9.   The change in the view on corporate finance brought about by ENRON is that it urged
the state to give at least basic standards for all corporations. Before the ENRON bankruptcy, the
government had deregulated the oil and gas industry to allow more competition, but deregulation
also made it easier for companies to act fraudulently. Enron, among other companies, took
advantage of this situation. The various misdeeds and crimes that Enron's officers and employees
committed were extensive and ongoing. Particularly damaging misrepresentations produced
inflated earnings reports for shareholders, many of whom eventually suffered devastating losses
when the company failed. Many other instances of dishonesty and fraud also occurred, including
embezzlement of corporate funds by Enron executives and illegal manipulations of the energy
market.
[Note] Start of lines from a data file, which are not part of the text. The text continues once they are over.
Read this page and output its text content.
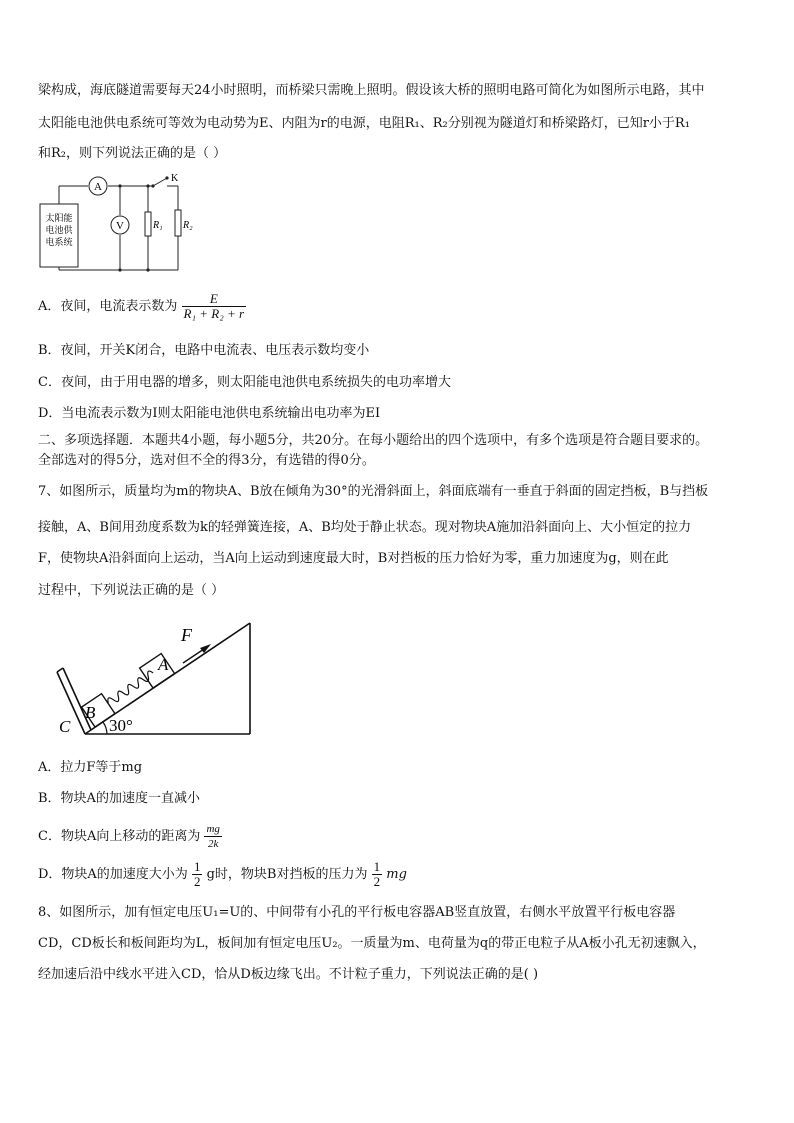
梁构成，海底隧道需要每天24小时照明，而桥梁只需晚上照明。假设该大桥的照明电路可简化为如图所示电路，其中
太阳能电池供电系统可等效为电动势为E、内阻为r的电源，电阻R₁、R₂分别视为隧道灯和桥梁路灯，已知r小于R₁
和R₂，则下列说法正确的是（ ）
A
V
K
R₁ R₂
太阳能
电池供
电系统
A．夜间，电流表示数为 $\frac{E}{\text{R₁ + R₂ + r}}$
B．夜间，开关K闭合，电路中电流表、电压表示数均变小
C．夜间，由于用电器的增多，则太阳能电池供电系统损失的电功率增大
D．当电流表示数为I则太阳能电池供电系统输出电功率为EI
二、多项选择题．本题共4小题，每小题5分，共20分。在每小题给出的四个选项中，有多个选项是符合题目要求的。
全部选对的得5分，选对但不全的得3分，有选错的得0分。
7、如图所示，质量均为m的物块A、B放在倾角为30°的光滑斜面上，斜面底端有一垂直于斜面的固定挡板，B与挡板
接触，A、B间用劲度系数为k的轻弹簧连接，A、B均处于静止状态。现对物块A施加沿斜面向上、大小恒定的拉力
F，使物块A沿斜面向上运动，当A向上运动到速度最大时，B对挡板的压力恰好为零，重力加速度为g，则在此
过程中，下列说法正确的是（ ）
F
A
B
C 30°
A．拉力F等于mg
B．物块A的加速度一直减小
C．物块A向上移动的距离为 $\frac{mg}{2k}$
D．物块A的加速度大小为 $\frac{1}{2}$ g时，物块B对挡板的压力为 $\frac{1}{2}$ mg
8、如图所示，加有恒定电压U₁=U的、中间带有小孔的平行板电容器AB竖直放置，右侧水平放置平行板电容器
CD，CD板长和板间距均为L，板间加有恒定电压U₂。一质量为m、电荷量为q的带正电粒子从A板小孔无初速飘入，
经加速后沿中线水平进入CD，恰从D板边缘飞出。不计粒子重力，下列说法正确的是( )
To minimize corporate fraud, U.S. Senator Paul Sarbanes and U.S. Representative
Michael Oxley drafted legislation known as the Sarbanes-Oxley Act (SOX). The intent of SOX
was to protect investors by improving the accuracy and reliability of corporate disclosures in
financial statements and other documents by: closing loopholes in accounting practices and
strengthening corporate governance rules.

10. The purpose of a balance sheet is to list all the assets of a business and all of its financial
resources at a given point in time. The main items on a balance sheet are Assets, Liabilities and
Equity. The balance sheet measures accurately the historical cost of the company’s assets and
liabilities. The balance sheet must balance as portrayed by the equation Assets = Liabilities +
Equity. According to Fridson, however, the balance sheet does not really give us an accurate
picture of the value of an enterprise. There is a value problem. It is difficult to value assets
accurately such as intangible assets or specialized machinery. Also, some assets which have
value are not listed in the balance sheet because there is no transaction. An example would be
goodwill, human capital, which is the skill and creativity of the employees.